Liz, Mandy, Neave and Darren
Our family is me, my partner Liz and our daughter Neave. Liz and I have been together for 11 years, and Liz gave birth to Neave in February 2005.
Both of our children’s biological father is Darren, we refer to him as their ‘donor’ father. He is a special person in Neave’s life. He lives overseas, has visited a few times since she was born, and he keeps up with her development via email.
Neave has lots of contact with her extended family. She has grandparents on both sides, several Aunties, two Uncles and six cousins. Her grandparents and aunties regularly babysit and enjoy having another child in the family.
I have always wanted children. I’ve had a very happy family upbringing, and my parents have been great role models. I wanted to have a child to be a part of my family, and to bring her up to be a happy, well-loved and secure person. It has been so exciting to see Neave develop her own personality.

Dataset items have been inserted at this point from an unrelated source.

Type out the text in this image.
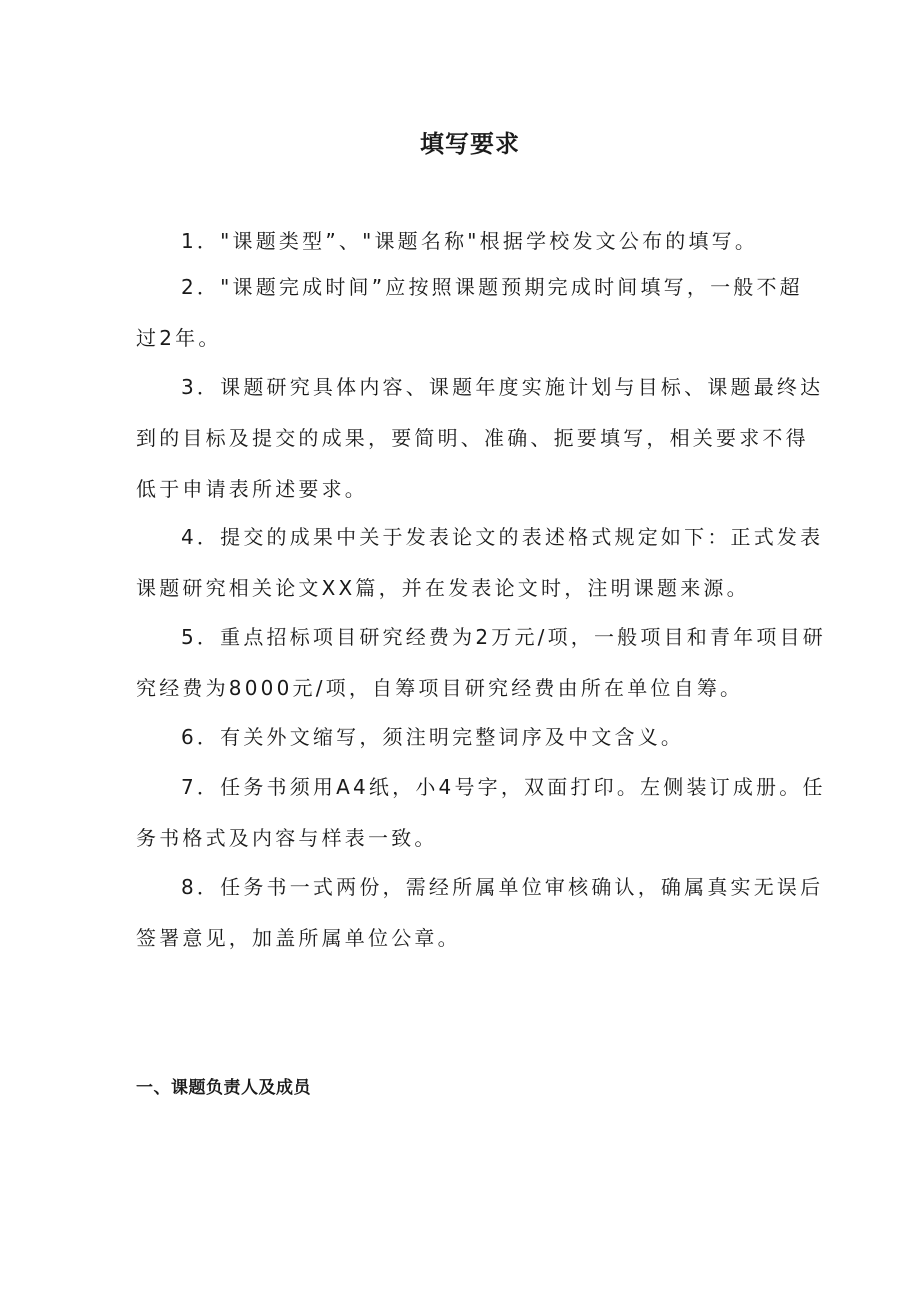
填写要求

1．"课题类型”、"课题名称"根据学校发文公布的填写。

2．"课题完成时间”应按照课题预期完成时间填写，一般不超过2年。

3．课题研究具体内容、课题年度实施计划与目标、课题最终达到的目标及提交的成果，要简明、准确、扼要填写，相关要求不得低于申请表所述要求。

4．提交的成果中关于发表论文的表述格式规定如下：正式发表课题研究相关论文XX篇，并在发表论文时，注明课题来源。

5．重点招标项目研究经费为2万元/项，一般项目和青年项目研究经费为8000元/项，自筹项目研究经费由所在单位自筹。

6．有关外文缩写，须注明完整词序及中文含义。

7．任务书须用A4纸，小4号字，双面打印。左侧装订成册。任务书格式及内容与样表一致。

8．任务书一式两份，需经所属单位审核确认，确属真实无误后签署意见，加盖所属单位公章。

一、课题负责人及成员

I was very keen to have a known donor/father for our children, as I believe it is important for a child to have this connection and to know her biological origins.
The biggest challenge we faced was being prevented from being able to use fertility services. As lesbians, we were unable to use these services, unless one of us was ‘medically infertile’. Victoria is one of the few states that prevents lesbians from using fertility clinics. We were forced to try to conceive using self-insemination, which has greater health risks. Eventually, after two years of trying but failing to conceive, we were allowed to use IVF in Victoria.
Finding a donor was also a challenge. We wanted someone who did not want a primary parenting role or responsibility, but was keen to be a special person in a child’s life. Through lots of discussion, we came to a clear agreement we are all happy with. The lack of legal recognition for non-biological parents caused us a lot of worry and stress. We hope that the law can change to recognise our agreement.
People are sometimes confused about how our family works, but we have experienced little direct discrimination. It seems that most of the community accept our choice, and many people have been surprisingly supportive. Even older relatives and friends of our parents have been very positive. But it is often stressful telling people who don’t know us, as we never know what kind of reaction they will have.
Some people say that lesbians shouldn’t have children because their children will experience discrimination or bullying. But if community attitudes change and more people are open and accepting, our children will not suffer discrimination.
We hope to bring our children up to feel secure, well-loved and proud of their family, and resilient enough to cope with any discrimination.
We both have an equal role as parents and support each other in the care of Neave. As lesbians, we have learned to be ourselves, and to stand up for ourselves. We hope that Neave will be able to feel confident in herself too.
Being in a lesbian family and being able to be confident about our decision to have children is special, as it helps to change community attitudes and increase acceptance of difference. Family is about love, care, responsibility and support – and these things are all a part of our family.